While Hickenlooper on Thursday reiterated the importance of investing in education to boost Colorado’s economy and help the state to compete in a global economy, he has repeatedly stopped short of offering support for Heath’s initiative, noting a campaign promise not to support a tax increase his first year in office.
“I made a commitment when I was running that I would not support a tax increase my first year, that was the one black and white thing that I said,” recalled the governor. “Once I say something, unless there’s some tremendously changing circumstances, I’m not going to change.”
Heath: Hickenlooper indirectly supporting Proposition 103
But Heath believes the governor’s tone has already changed. He points out that the governor had repeatedly stated on the campaign trail that there is “no appetite” for a tax increase in Colorado. Heath says Hickenlooper is not saying that anymore. He believes the governor would support the tax increase had he not made the campaign promise last year.
“You’ve probably noticed that the governor has changed his rhetoric dramatically — he’s not saying that there’s no appetite for a tax increase, so his rhetoric is very different than it was,” said Heath.
He believes Hickenlooper is indirectly campaigning for the tax increase by not opposing it and speaking to the importance of investing in education in Colorado, as the governor did during remarks on Thursday.
“What he said today, he truly believes, that investing in education is by far our best way out of this,” said Heath. “I’d much prefer him come out and say that he’s just going to endorse it, but I believe he made a campaign promise, and frankly, I know he’s not going to oppose it.”
In his remarks Hickenlooper also compared business to a biological cell, suggesting that each business can be viewed as an individual cell, noting that only through improvement of each cell does an organism get better.
“We have to find different ways of solving things,” Hickenlooper said. “We’ve set out in this process to understand what is the DNA [of each business] and how to make businesses that organism that can thrive.”
He recalled a statewide business and economic development tour conducted by his administration during his first days in office. Hickenlooper said six crucial issues came out of the tour: clean up the red tape; recruit and retain businesses; provide businesses with access to capital; re-brand the state as business friendly; invest in education; and support innovation in technology.
“When you get the self interest groups out of the way and you let people feel safe in an environment where they can speak, it’s remarkable the consensus at all different levels of the economy and society,” said Hickenlooper. “People do express common interests.”
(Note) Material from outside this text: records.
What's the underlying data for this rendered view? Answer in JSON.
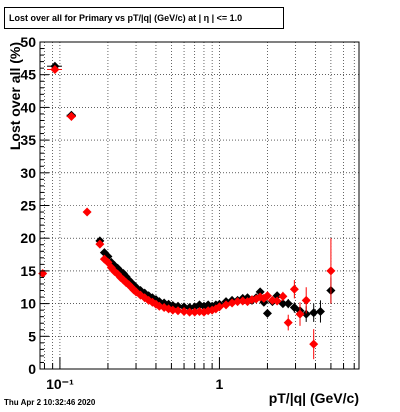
{
  "title": "Lost over all for Primary vs pT/|q| (GeV/c) at |  η | <= 1.0",
  "footer": "Thu Apr  2 10:32:46 2020",
  "chart_data": {
    "type": "scatter",
    "title": "Lost over all for Primary vs pT/|q| (GeV/c) at |  η | <= 1.0",
    "xlabel": "pT/|q| (GeV/c)",
    "ylabel": "Lost over all (%)",
    "xscale": "log",
    "xlim": [
      0.075,
      7.5
    ],
    "ylim": [
      0,
      50
    ],
    "x_ticks": [
      {
        "value": 0.1,
        "label": "10⁻¹"
      },
      {
        "value": 1,
        "label": "1"
      }
    ],
    "y_ticks": [
      0,
      5,
      10,
      15,
      20,
      25,
      30,
      35,
      40,
      45,
      50
    ],
    "grid": true,
    "series": [
      {
        "color": "#000000",
        "marker": "diamond",
        "points": [
          [
            0.093,
            46.3,
            0.01,
            0.4
          ],
          [
            0.118,
            38.8,
            0.008,
            0.4
          ],
          [
            0.178,
            19.6,
            0.005,
            0.4
          ],
          [
            0.19,
            17.8,
            0.004,
            0.3
          ],
          [
            0.2,
            17.2,
            0.004,
            0.3
          ],
          [
            0.21,
            16.3,
            0.004,
            0.3
          ],
          [
            0.22,
            15.8,
            0.004,
            0.3
          ],
          [
            0.23,
            15.4,
            0.005,
            0.3
          ],
          [
            0.24,
            14.9,
            0.005,
            0.3
          ],
          [
            0.25,
            14.6,
            0.005,
            0.3
          ],
          [
            0.26,
            14.1,
            0.005,
            0.3
          ],
          [
            0.27,
            13.6,
            0.005,
            0.3
          ],
          [
            0.28,
            13.2,
            0.005,
            0.3
          ],
          [
            0.29,
            12.8,
            0.006,
            0.3
          ],
          [
            0.3,
            12.5,
            0.006,
            0.3
          ],
          [
            0.32,
            12.0,
            0.006,
            0.3
          ],
          [
            0.34,
            11.6,
            0.007,
            0.3
          ],
          [
            0.36,
            11.2,
            0.007,
            0.3
          ],
          [
            0.38,
            10.9,
            0.008,
            0.3
          ],
          [
            0.4,
            10.6,
            0.008,
            0.3
          ],
          [
            0.42,
            10.3,
            0.008,
            0.3
          ],
          [
            0.45,
            10.1,
            0.009,
            0.3
          ],
          [
            0.48,
            9.9,
            0.01,
            0.3
          ],
          [
            0.51,
            9.7,
            0.01,
            0.3
          ],
          [
            0.55,
            9.6,
            0.011,
            0.3
          ],
          [
            0.6,
            9.5,
            0.012,
            0.3
          ],
          [
            0.65,
            9.4,
            0.013,
            0.3
          ],
          [
            0.7,
            9.5,
            0.014,
            0.3
          ],
          [
            0.75,
            9.8,
            0.015,
            0.3
          ],
          [
            0.8,
            9.6,
            0.016,
            0.3
          ],
          [
            0.85,
            9.8,
            0.017,
            0.3
          ],
          [
            0.9,
            9.6,
            0.018,
            0.3
          ],
          [
            0.95,
            9.8,
            0.019,
            0.3
          ],
          [
            1.0,
            9.9,
            0.02,
            0.3
          ],
          [
            1.1,
            10.3,
            0.022,
            0.3
          ],
          [
            1.2,
            10.5,
            0.024,
            0.3
          ],
          [
            1.3,
            10.5,
            0.026,
            0.3
          ],
          [
            1.4,
            10.8,
            0.028,
            0.3
          ],
          [
            1.5,
            10.9,
            0.03,
            0.3
          ],
          [
            1.6,
            10.5,
            0.032,
            0.3
          ],
          [
            1.7,
            10.9,
            0.034,
            0.3
          ],
          [
            1.8,
            11.8,
            0.036,
            0.4
          ],
          [
            1.9,
            10.2,
            0.038,
            0.4
          ],
          [
            2.0,
            8.5,
            0.04,
            0.5
          ],
          [
            2.15,
            10.3,
            0.045,
            0.5
          ],
          [
            2.3,
            11.2,
            0.05,
            0.6
          ],
          [
            2.5,
            10.0,
            0.06,
            0.6
          ],
          [
            2.7,
            10.0,
            0.07,
            0.7
          ],
          [
            2.95,
            9.4,
            0.08,
            0.8
          ],
          [
            3.2,
            8.9,
            0.09,
            1.0
          ],
          [
            3.5,
            8.4,
            0.1,
            1.2
          ],
          [
            3.9,
            8.6,
            0.11,
            1.4
          ],
          [
            4.3,
            8.8,
            0.12,
            1.7
          ],
          [
            5.0,
            12.0,
            0.3,
            2.0
          ]
        ]
      },
      {
        "color": "#ff0000",
        "marker": "diamond",
        "points": [
          [
            0.078,
            14.6,
            0.003,
            0.5
          ],
          [
            0.093,
            45.8,
            0.01,
            0.4
          ],
          [
            0.118,
            38.6,
            0.008,
            0.4
          ],
          [
            0.148,
            24.0,
            0.004,
            0.4
          ],
          [
            0.178,
            19.1,
            0.005,
            0.4
          ],
          [
            0.19,
            16.8,
            0.004,
            0.3
          ],
          [
            0.2,
            16.3,
            0.004,
            0.3
          ],
          [
            0.21,
            15.5,
            0.004,
            0.3
          ],
          [
            0.22,
            14.9,
            0.004,
            0.3
          ],
          [
            0.23,
            14.5,
            0.005,
            0.3
          ],
          [
            0.24,
            14.0,
            0.005,
            0.3
          ],
          [
            0.25,
            13.6,
            0.005,
            0.3
          ],
          [
            0.26,
            13.2,
            0.005,
            0.3
          ],
          [
            0.27,
            12.9,
            0.005,
            0.3
          ],
          [
            0.28,
            12.5,
            0.005,
            0.3
          ],
          [
            0.29,
            12.1,
            0.006,
            0.3
          ],
          [
            0.3,
            11.8,
            0.006,
            0.3
          ],
          [
            0.32,
            11.3,
            0.006,
            0.3
          ],
          [
            0.34,
            10.9,
            0.007,
            0.3
          ],
          [
            0.36,
            10.5,
            0.007,
            0.3
          ],
          [
            0.38,
            10.2,
            0.008,
            0.3
          ],
          [
            0.4,
            9.9,
            0.008,
            0.3
          ],
          [
            0.42,
            9.6,
            0.008,
            0.3
          ],
          [
            0.45,
            9.4,
            0.009,
            0.3
          ],
          [
            0.48,
            9.2,
            0.01,
            0.3
          ],
          [
            0.51,
            9.0,
            0.01,
            0.3
          ],
          [
            0.55,
            8.9,
            0.011,
            0.3
          ],
          [
            0.6,
            8.8,
            0.012,
            0.3
          ],
          [
            0.65,
            8.7,
            0.013,
            0.3
          ],
          [
            0.7,
            8.7,
            0.014,
            0.3
          ],
          [
            0.75,
            8.8,
            0.015,
            0.3
          ],
          [
            0.8,
            8.7,
            0.016,
            0.3
          ],
          [
            0.85,
            8.9,
            0.017,
            0.3
          ],
          [
            0.9,
            9.0,
            0.018,
            0.3
          ],
          [
            0.95,
            9.2,
            0.019,
            0.3
          ],
          [
            1.0,
            9.5,
            0.02,
            0.3
          ],
          [
            1.1,
            9.8,
            0.022,
            0.3
          ],
          [
            1.2,
            10.1,
            0.024,
            0.3
          ],
          [
            1.3,
            10.3,
            0.026,
            0.3
          ],
          [
            1.4,
            10.4,
            0.028,
            0.3
          ],
          [
            1.5,
            10.3,
            0.03,
            0.3
          ],
          [
            1.6,
            10.6,
            0.032,
            0.3
          ],
          [
            1.7,
            10.7,
            0.034,
            0.3
          ],
          [
            1.8,
            11.0,
            0.036,
            0.4
          ],
          [
            1.9,
            10.8,
            0.038,
            0.4
          ],
          [
            2.0,
            11.2,
            0.04,
            0.5
          ],
          [
            2.15,
            10.5,
            0.045,
            0.5
          ],
          [
            2.3,
            10.4,
            0.05,
            0.6
          ],
          [
            2.5,
            11.1,
            0.06,
            0.7
          ],
          [
            2.7,
            7.1,
            0.07,
            1.2
          ],
          [
            2.95,
            12.2,
            0.08,
            1.4
          ],
          [
            3.2,
            8.4,
            0.09,
            1.8
          ],
          [
            3.5,
            10.5,
            0.1,
            2.0
          ],
          [
            3.9,
            3.8,
            0.11,
            2.3
          ],
          [
            5.0,
            15.0,
            0.3,
            5.0
          ]
        ]
      }
    ]
  }
}
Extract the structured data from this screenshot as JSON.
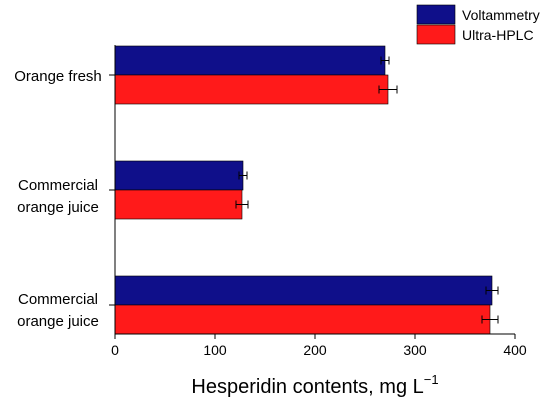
{
  "chart_data": {
    "type": "bar",
    "orientation": "horizontal",
    "categories": [
      [
        "Orange fresh"
      ],
      [
        "Commercial",
        "orange juice"
      ],
      [
        "Commercial",
        "orange juice"
      ]
    ],
    "series": [
      {
        "name": "Voltammetry",
        "color": "#0f0f8a",
        "values": [
          270,
          128,
          377
        ],
        "errors": [
          4,
          4,
          6
        ]
      },
      {
        "name": "Ultra-HPLC",
        "color": "#ff1a1a",
        "values": [
          273,
          127,
          375
        ],
        "errors": [
          9,
          6,
          8
        ]
      }
    ],
    "xlabel": "Hesperidin contents, mg L",
    "xlabel_superscript": "−1",
    "xlim": [
      0,
      400
    ],
    "xticks": [
      0,
      100,
      200,
      300,
      400
    ],
    "grid": false,
    "legend_position": "top-right"
  }
}
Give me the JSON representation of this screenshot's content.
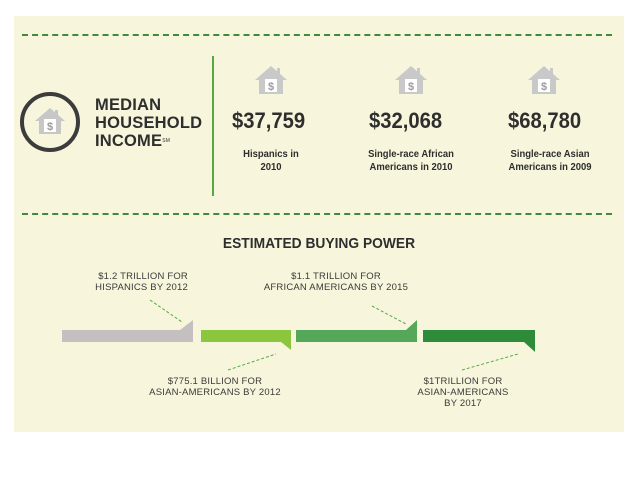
{
  "median": {
    "title_lines": [
      "MEDIAN",
      "HOUSEHOLD",
      "INCOME"
    ],
    "trademark": "SM",
    "stats": [
      {
        "amount": "$37,759",
        "desc_lines": [
          "Hispanics in",
          "2010"
        ]
      },
      {
        "amount": "$32,068",
        "desc_lines": [
          "Single-race African",
          "Americans in 2010"
        ]
      },
      {
        "amount": "$68,780",
        "desc_lines": [
          "Single-race Asian",
          "Americans in 2009"
        ]
      }
    ]
  },
  "buying_power": {
    "title": "ESTIMATED BUYING POWER",
    "notes": [
      {
        "lines": [
          "$1.2 TRILLION FOR",
          "HISPANICS BY 2012"
        ]
      },
      {
        "lines": [
          "$1.1 TRILLION FOR",
          "AFRICAN AMERICANS BY 2015"
        ]
      },
      {
        "lines": [
          "$775.1 BILLION  FOR",
          "ASIAN-AMERICANS BY 2012"
        ]
      },
      {
        "lines": [
          "$1TRILLION FOR",
          "ASIAN-AMERICANS",
          "BY 2017"
        ]
      }
    ],
    "bars": [
      {
        "label": "hispanics-2012",
        "color": "#c4c0bf"
      },
      {
        "label": "asian-americans-2012",
        "color": "#8cc63f"
      },
      {
        "label": "african-americans-2015",
        "color": "#55a85a"
      },
      {
        "label": "asian-americans-2017",
        "color": "#2e8b3a"
      }
    ]
  },
  "icons": {
    "house": "house-dollar-icon"
  },
  "colors": {
    "panel": "#f7f6dc",
    "dash": "#3f8a3c",
    "text": "#2e2e2e"
  }
}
But Charlie Brown, director of the University of Denver’s Center for Colorado’s Economic Future, which conducted the tax study, said the issue goes beyond public consensus. Brown said policymakers like Hickenlooper would soon be forced to embrace unpopular topics like tax increases as the state’s economic outlook worsens.
“As the magnitude of this problem draws nearer, it will force policymakers to sort of get out of posturing and positioning on one side or the other and get more into a problem solving mindset, obliterating lines that are being drawn in the sand,” said Brown.